令嬢は見た
バッハラント公の長女にして王立学校生徒、アンネマリー・バッハラントは見てしまった。
自分の許嫁であり、同級生であるマティアス王子と、これまた同級生であるアリーチェ・フェニーニが仲睦まじそうにしているのを。
それからというもの、アンネマリーは二人に注目した。最初は許嫁を差し置いて何を二人……と考えていたアンネマリーであったが、マティアスが自分には見せたことのない表情――満面の笑みだったり本気で怒ったりしょげたりする姿――をアリーチェに見せているのと、アリーチェのマティアスへの献身的で謙虚な態度を見て、アンネマリーは考えを改めた。
身を引こう。と私が身を引けば、あの二人は一緒になれるだろう……と。そして、その方がマティアス様の幸せのために良いであろう。
しかし、身を引くにしてもどのような方法で?
授業が終わり、夕暮れ時に自室に戻ったアンネマリーは、考えてみる。鏡の前で立ったまま、眉間に皺を寄せ、床をじっと見つめながら……

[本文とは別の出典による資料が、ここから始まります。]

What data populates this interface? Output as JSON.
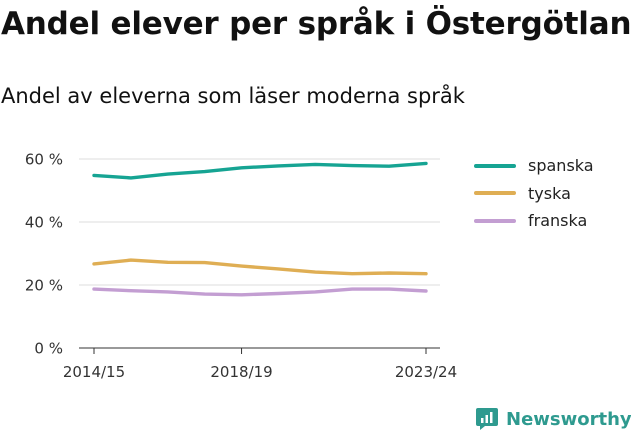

(やっぱり私より、彼女の方がマティアス様にふさわしい)
自分とアリーチェの容姿を比較しながら、彼女は嘆息した。
自分はマティアスよりも背が高く、紫がかった黒髪で、胸が大きく、太って見える。
一方アリーチェはマティアスよりも背が低く、そしてかわいらしい。ウェーブがかった金髪とサファイアのような目を持つ彼女と、やはり金髪で青い服をよく着るマティアスが並ぶとまるでお似合いのカップルのようだ。かなわない。
「はぁ~ぁ……」
「い、いかがなされましたか、お嬢様」
部屋に入ってきた茶髪のポニーテールにエメラルドの女性……私のお付きの騎士で同級生でもあるシルヴィアがノックした後に部屋に入って来ながら聞いてきた。
「考え事よ」
「はぁ」
アンネマリーは自分でも気づかない内に部屋をグルグル歩きながら思案を続けた。シルヴィアはそれを心配半分怪訝半分で注目しているが、アンネマリーは頭一杯で気がつかない。
五分ほどしたところ良さそうな方法を思いついたアンネマリーが両手を力一杯重ね、大きな空気音が炸裂した。
(そうだ、そうすればいいんだ)
シルヴィアがどうかいたしましたか? という表情で見つめていることに気付いた。
(そうだ。そういえば一緒の部屋にいたんだ)
アンネマリーは動揺を隠せず、目が泳ぎ心臓の鼓動が早くなり、身体中に変な汗を出しながらも、
「何でもないわ」
と早口で答えた。
さて、アンネマリーの策とは――今から一ヶ月後の卒業パーティで、婚約破棄を宣言するのだ。大勢がいる前での婚約破棄……流石のマティアスも破棄せざる終えないだろう。
もう破棄する前にグラスに入っているワインでも彼の礼服にぶっかけてしまえば完璧だろう、我ながら良い方法だ。と噛みしめながら空のグラスを振りかぶっていたが、待てよと思い留まるに至った。
その方法で婚約破棄をすると、何故婚約破棄にまで至ったか? と詮索されるであろう。そして、マティアスとアリーチェの関係も表沙汰になってしまい、下手をするとアリーチェが罰せられてしまうかもしれない。それは本末転倒だ。
考え直さねばならない。しかし、この良い方法を超えた方法を編み出すのは至難の技だ。
彼女は部屋をグルグル闊歩しながらまた思案に耽る。シルヴィアは主の奇行に一喜一憂することに疲れてベッドで横になっている。
(私だけ咎を……それこそ婚約破棄せざる終えない咎を与えられつつもマティアス様とアリーチェが幸せに結婚出来る方法……方法……方法)
部屋を3周ほどした時、机に置いていた本に目が留まり、彼女の脳内に稲妻が走った。
(そうだ、そうすればよいのだ!! )
良い考えが浮かんだアンネマリーは早速、シルヴィアを呼んだ。
「シルヴィア!」
唐突に大声で呼ばれたシルヴィアは驚きながら聞き返す。
「いかがなされましたか、お嬢様」
「馬車を呼んで本屋に向かって頂戴。できるだけ変な本が置いていそうな」
「はっ? してどのようなご意図で」
「いいから! 早く」
「はっ! 」
シルヴィアは疑問を挟みたい気持ちを飲み込み、矢のような早さで部屋を出た。
「これでいい……これでいいのよ」
アンネマリーは自分のやろうとしていることに躊躇する気持ちを抑えつつも、準備が整って呼びにくるであろうシルヴィアを待った。